In the late 1990s, Todd Golub developed a technique that has revolutionized cancer diagnosis and treatment. He showed that DNA chips, which measure the activity or expression of thousands of genes simultaneously, could discriminate between two similar leukemias because each cancer has a unique genetic fingerprint.
The gene profile approach has proved so significant that doctors and physicians are currently using multigenic or genomic approaches to differentiate associated cancers and to determine the prognosis of a particular cancer. Validation of gene expression signature techniques in patients is ongoing.
Golub, now the director of cancer genomics at the Broad Institute, which he helped to establish in 2003, continues to advance genomic methods to improve the understanding, diagnosis, and treatment of cancer and other diseases. He also is actively involved in moving genomic technology from the research laboratory into the clinic. Broad, a collaboration of the Massachusetts Institute of Technology and Harvard and its affiliated hospitals, aims to use genomics to transform medicine.
Genomic approaches, Golub says, can probe human disease in ways never before possible in medicine's history. "You can only be so smart in generating a hypothesis based on understanding a biological process and using experimental model systems," Golub explains. "It can be equally or perhaps more powerful to read from the human genome what the abnormalities are in a given tumor or disease state."
The ability to tailor therapies to individuals based on their unique genetic endowments should also result from genomics, he says. "We need to move toward personalized medicine," Golub says. "In cancer, that means giving the right drug for a given cancer rather than a generic chemotherapy."
Golub, who graduated in1989 from the University of Chicago Pritzker School of Medicine, first identified a genetic cause for a cancer, acute lymphoblastic leukemia (ALL), as a Dana-Farber Cancer Institute research fellow in the early 1990s.
During the then pregenomic era, when technology limited analysis to one gene at a time, Golub identified the TEL gene, an aberrant fusion of two genes from a chromosomal abnormality, as causing ALL in one of his patients. TEL identification now informs treatment of ALL: the 25 percent of patients with the mutation need limited chemotherapy compared to other ALL patients.
When DNA chips became available in the mid 1990s, Golub did his pioneering work distinguishing leukemias. Since then, he has classified many tumors, including brain, lung, and prostate cancer, by their genetic profiles. He also has found genetic signatures of metastasis, when tumor cells fatally spread in the body. Recently, he revealed how problems with noncoding RNAs, RNAs that do not make proteins, play a role in cancer.

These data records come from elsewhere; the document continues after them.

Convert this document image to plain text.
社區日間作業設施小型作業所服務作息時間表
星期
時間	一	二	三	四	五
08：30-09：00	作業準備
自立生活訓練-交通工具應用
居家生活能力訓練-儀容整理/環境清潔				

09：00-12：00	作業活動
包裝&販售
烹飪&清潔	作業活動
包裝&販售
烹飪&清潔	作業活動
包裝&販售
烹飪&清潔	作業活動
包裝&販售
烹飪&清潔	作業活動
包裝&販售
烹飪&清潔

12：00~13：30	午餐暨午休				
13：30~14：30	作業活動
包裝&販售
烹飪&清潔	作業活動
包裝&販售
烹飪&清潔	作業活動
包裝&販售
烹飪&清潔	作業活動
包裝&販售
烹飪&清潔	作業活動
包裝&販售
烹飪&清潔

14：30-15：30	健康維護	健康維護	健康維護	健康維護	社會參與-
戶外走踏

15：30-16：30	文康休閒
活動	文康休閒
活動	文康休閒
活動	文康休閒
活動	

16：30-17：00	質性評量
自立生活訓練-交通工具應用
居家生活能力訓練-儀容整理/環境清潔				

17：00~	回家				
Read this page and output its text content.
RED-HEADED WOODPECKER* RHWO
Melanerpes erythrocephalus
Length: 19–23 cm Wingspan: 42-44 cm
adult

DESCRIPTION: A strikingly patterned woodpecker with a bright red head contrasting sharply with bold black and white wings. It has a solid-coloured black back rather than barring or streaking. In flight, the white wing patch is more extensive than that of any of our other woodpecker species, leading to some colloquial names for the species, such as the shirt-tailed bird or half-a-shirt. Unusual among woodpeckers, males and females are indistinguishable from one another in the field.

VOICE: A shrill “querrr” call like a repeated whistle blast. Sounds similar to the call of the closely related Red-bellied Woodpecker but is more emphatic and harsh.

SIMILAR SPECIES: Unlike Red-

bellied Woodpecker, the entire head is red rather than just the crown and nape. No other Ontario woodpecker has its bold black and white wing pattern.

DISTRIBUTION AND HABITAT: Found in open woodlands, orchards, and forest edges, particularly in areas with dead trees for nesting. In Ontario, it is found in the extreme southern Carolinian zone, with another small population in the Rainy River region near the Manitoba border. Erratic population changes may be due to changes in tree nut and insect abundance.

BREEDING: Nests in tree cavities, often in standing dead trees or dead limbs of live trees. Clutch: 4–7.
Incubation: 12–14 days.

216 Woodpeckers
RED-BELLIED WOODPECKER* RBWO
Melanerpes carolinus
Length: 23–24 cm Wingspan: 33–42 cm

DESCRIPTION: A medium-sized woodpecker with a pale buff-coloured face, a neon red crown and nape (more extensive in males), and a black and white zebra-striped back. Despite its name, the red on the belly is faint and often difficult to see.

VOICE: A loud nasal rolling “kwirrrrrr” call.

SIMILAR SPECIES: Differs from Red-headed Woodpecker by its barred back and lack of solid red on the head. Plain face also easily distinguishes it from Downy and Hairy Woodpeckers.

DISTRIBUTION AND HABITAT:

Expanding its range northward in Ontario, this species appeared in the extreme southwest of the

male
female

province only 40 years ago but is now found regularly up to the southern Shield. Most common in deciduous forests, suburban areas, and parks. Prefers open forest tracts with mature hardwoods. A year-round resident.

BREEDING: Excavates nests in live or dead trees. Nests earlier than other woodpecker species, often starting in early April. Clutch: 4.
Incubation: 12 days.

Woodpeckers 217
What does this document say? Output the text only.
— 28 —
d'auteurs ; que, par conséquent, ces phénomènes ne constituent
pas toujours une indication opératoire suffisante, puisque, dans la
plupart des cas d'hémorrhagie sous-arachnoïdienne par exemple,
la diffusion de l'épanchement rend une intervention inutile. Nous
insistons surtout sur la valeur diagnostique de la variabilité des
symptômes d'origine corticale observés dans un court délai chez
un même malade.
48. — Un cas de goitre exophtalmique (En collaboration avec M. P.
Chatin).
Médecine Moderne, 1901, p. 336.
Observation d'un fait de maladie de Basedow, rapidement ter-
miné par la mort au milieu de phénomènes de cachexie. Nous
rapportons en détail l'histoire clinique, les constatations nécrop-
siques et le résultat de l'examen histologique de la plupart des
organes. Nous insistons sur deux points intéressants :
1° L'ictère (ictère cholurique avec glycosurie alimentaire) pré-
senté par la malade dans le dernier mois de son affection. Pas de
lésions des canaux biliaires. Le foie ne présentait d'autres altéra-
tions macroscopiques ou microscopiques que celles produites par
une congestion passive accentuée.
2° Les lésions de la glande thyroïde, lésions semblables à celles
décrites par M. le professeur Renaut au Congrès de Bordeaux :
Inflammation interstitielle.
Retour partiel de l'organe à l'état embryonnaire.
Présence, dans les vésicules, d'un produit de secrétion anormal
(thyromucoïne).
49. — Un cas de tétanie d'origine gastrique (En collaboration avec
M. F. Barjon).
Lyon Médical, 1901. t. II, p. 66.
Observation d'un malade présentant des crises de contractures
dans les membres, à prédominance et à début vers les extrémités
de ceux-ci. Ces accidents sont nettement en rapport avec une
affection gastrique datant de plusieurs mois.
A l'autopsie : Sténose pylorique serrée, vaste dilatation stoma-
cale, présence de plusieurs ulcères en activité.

Besides working on improving cancer diagnoses, Golub employs genomics to screen for new drugs and to investigate biological processes causing disease. To screen drugs, first Golub makes expression profiles of 100 selected genes for a diseased cell growing in culture and for its healthy counterpart. He then treats a sample of the diseased cell's different molecules—one at a time—and assesses each of the resulting expression profiles. Compounds that make the gene pattern resemble the healthy one become candidates as possible drugs, he says. The process, which is automated, is called gene expression–based high-throughput screening, or GE-HTS.
"If GE-HTS works, it will be a fundamentally different way of approaching drug discovery," Golub says. With GE-HTS, Golub found an agent that may halt a leukemia cell from growing uncontrollably. He also is using GE-HTS to study how lithium works in bipolar disorder.
In 2006, he extended GE-HTS by developing expression patterns of all the genes in the genome in a handful of cells in response to 1,500 drugs. He then put the 1,500 patterns in a searchable database called the Connectivity Map.
Using the map, a scientist can now treat cells with a drug with an unknown mechanism of action, obtain the drug's gene expression profile, and then compare its profile with those in the database, Golub says. "The software ranks results based on similarities to the profile given to it," Golub explains. The subset of genes found could reveal information about the potential therapeutic application of the drug.
Similarly, a disease state has a gene expression profile, Golub adds. "You can then ask the Connectivity Map to show you a drug with a profile that, perhaps, is the reverse of the diseased profile," he says. That drug might reveal a possible treatment target for that disease.
Golub credits a willingness to embrace creativity as the foundation of his science. Although many people, he says, think science requires rote learning of facts and proscribed methodologies, Golub says he tries not to let convention hamper him too much. He even created an artist-in-residence program at Broad to help scientists and artists question assumptions about their work.
Golub believes the process of creating art and science is similar. Both try to describe reality and are limited in their ability to do so: "In the visual arts, say, by canvas size," he says. "In science, by technology or resources." Golub, however, keeps pushing to find ways to overcome constraints in science's ability to render the complexities of the human genomic landscape.